To facilitate a more comprehensive visualization of the distribution of abnormal datasets, we combined the labeled and abnormal datasets and conducted UMAP dimension reduction. Through this process, we were able to identify three clusters, labeled as ODD clusters, which encompassed a total of 164 abnormal data points. On one hand, certain data points from ODD clusters 2 and 3 were found to overlap with the labeled dataset, as indicated by the grey dotted box in Fig. 4C. This occurrence does not imply inaccuracies in the detection process; rather, it suggests that the KS_β from these two clusters share some similarities in their embeddings with the labeled sequences. This observation further suggests that the corresponding chemical structures of these data points may possess common characteristics with the structurally known T2PKs. On the other hand, we noticed that ODD cluster 1, comprising 13 sequences, was completely separated from the labeled dataset and situated at a considerable distance, as shown in Fig. 4C. Based on our hypothesis, the KS_β proteins within this ODD cluster may exhibit novel catalytic domains that differ from the previously labeled KS_β proteins. It is plausible to assume that these novel domains are potentially involved in the biosynthesis of previously undiscovered T2PKs.

To test this hypothesis, we employed ESMFold to conduct in silico predictions of protein structures for all data points within ODD cluster 1. We then calculated the root mean square deviation (RMSD) between the predicted structures of the 13 unlabeled KS_β proteins and the 163 labeled KS_β proteins. The average RMSD value between the protein structures in ODD cluster 1 and those in classes IV, V, VI, and VII was found to be 0.58 Å (Fig. S5 and Table S5†). Table S6† provides the calculated RMSD values between ODD cluster 1 and classes IV–VII, and based on these values, a threshold of 0.4 can be set to distinguish between intra-class and inter-class structures. This indicates that, for the exploration of novel T2PKs, particular attention should be given to KS_β proteins with an RMSD value exceeding 0.4 between the ODD cluster and other classes, as depicted in Fig. 4D.
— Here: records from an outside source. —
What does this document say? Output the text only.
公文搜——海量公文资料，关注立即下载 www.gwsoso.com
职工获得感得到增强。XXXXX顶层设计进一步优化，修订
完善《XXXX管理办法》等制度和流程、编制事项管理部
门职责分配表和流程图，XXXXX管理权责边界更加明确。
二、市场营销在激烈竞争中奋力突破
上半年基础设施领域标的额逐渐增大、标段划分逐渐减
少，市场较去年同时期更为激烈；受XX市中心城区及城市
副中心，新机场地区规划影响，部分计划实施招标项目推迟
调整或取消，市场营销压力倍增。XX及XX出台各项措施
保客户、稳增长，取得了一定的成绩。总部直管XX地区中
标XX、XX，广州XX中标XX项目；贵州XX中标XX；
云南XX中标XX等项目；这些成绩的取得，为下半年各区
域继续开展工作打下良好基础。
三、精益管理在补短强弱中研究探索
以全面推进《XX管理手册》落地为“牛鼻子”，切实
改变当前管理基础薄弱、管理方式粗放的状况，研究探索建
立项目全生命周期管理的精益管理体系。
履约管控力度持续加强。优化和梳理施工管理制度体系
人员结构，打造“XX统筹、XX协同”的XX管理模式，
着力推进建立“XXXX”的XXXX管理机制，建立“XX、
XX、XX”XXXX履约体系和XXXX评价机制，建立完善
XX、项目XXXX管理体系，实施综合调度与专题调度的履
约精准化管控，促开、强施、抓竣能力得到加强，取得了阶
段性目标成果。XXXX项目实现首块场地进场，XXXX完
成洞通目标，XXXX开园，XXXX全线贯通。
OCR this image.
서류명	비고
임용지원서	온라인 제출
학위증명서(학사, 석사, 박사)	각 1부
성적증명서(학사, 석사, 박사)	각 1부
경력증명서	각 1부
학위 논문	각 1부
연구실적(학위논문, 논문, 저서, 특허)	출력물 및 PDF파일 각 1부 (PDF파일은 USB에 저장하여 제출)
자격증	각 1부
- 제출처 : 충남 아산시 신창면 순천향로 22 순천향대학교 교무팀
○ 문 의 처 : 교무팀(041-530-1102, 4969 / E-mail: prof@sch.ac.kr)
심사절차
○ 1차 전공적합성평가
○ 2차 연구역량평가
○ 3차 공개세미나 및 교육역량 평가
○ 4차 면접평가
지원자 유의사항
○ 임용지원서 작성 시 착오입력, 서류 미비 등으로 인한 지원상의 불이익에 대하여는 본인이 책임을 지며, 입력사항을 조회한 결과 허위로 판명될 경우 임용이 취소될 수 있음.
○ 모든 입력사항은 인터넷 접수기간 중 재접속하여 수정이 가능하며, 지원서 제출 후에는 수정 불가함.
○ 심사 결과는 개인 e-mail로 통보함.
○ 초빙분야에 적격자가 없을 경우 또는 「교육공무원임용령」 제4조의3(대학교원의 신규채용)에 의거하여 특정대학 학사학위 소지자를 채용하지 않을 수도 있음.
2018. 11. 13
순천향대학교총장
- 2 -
Predicting T2PKs from bacterial genomes

So far, our findings have demonstrated the effectiveness of DeepT2 in accelerating the identification of T2PKs. We were therefore motivated to explore the advantages of this model in uncovering the potential of any T2PKs produced by actinomycetes isolated or stored in our laboratory. As such, we sequenced 5 Streptomyces strains and confirmed their genomic independence through average nucleotide identity comparison. Following that, we employed DeepT2, DeepBGC, and antiSMASH³³ to predict the T2PK produced from these 5 strains. Our findings demonstrate that DeepT2 surpasses DeepBGC and antiSMASH in terms of T2PK prediction, as the latter two tools primarily focus on identifying the BGCs rather than specifically targeting T2PKSs. In addition, we investigated the ability of these tools to handle metagenomic sequences by combining the 5 genomes and subjecting them to the aforementioned tools. The results revealed that only DeepT2 is capable of handling metagenomic input, yielding identical outputs to those obtained from individual genome inputs. On the other hand, neither the web server nor the local version of antiSMASH allows for direct submission of metagenomic sequences. Furthermore, we evaluated the performance of these tools on single-gene input by extracting candidate KS_β sequences from the 5 genomes and submitting them as individual sequences to the mentioned tools. It was observed that only DeepT2 supported single-gene input and produced accurate predictions (Table S7†).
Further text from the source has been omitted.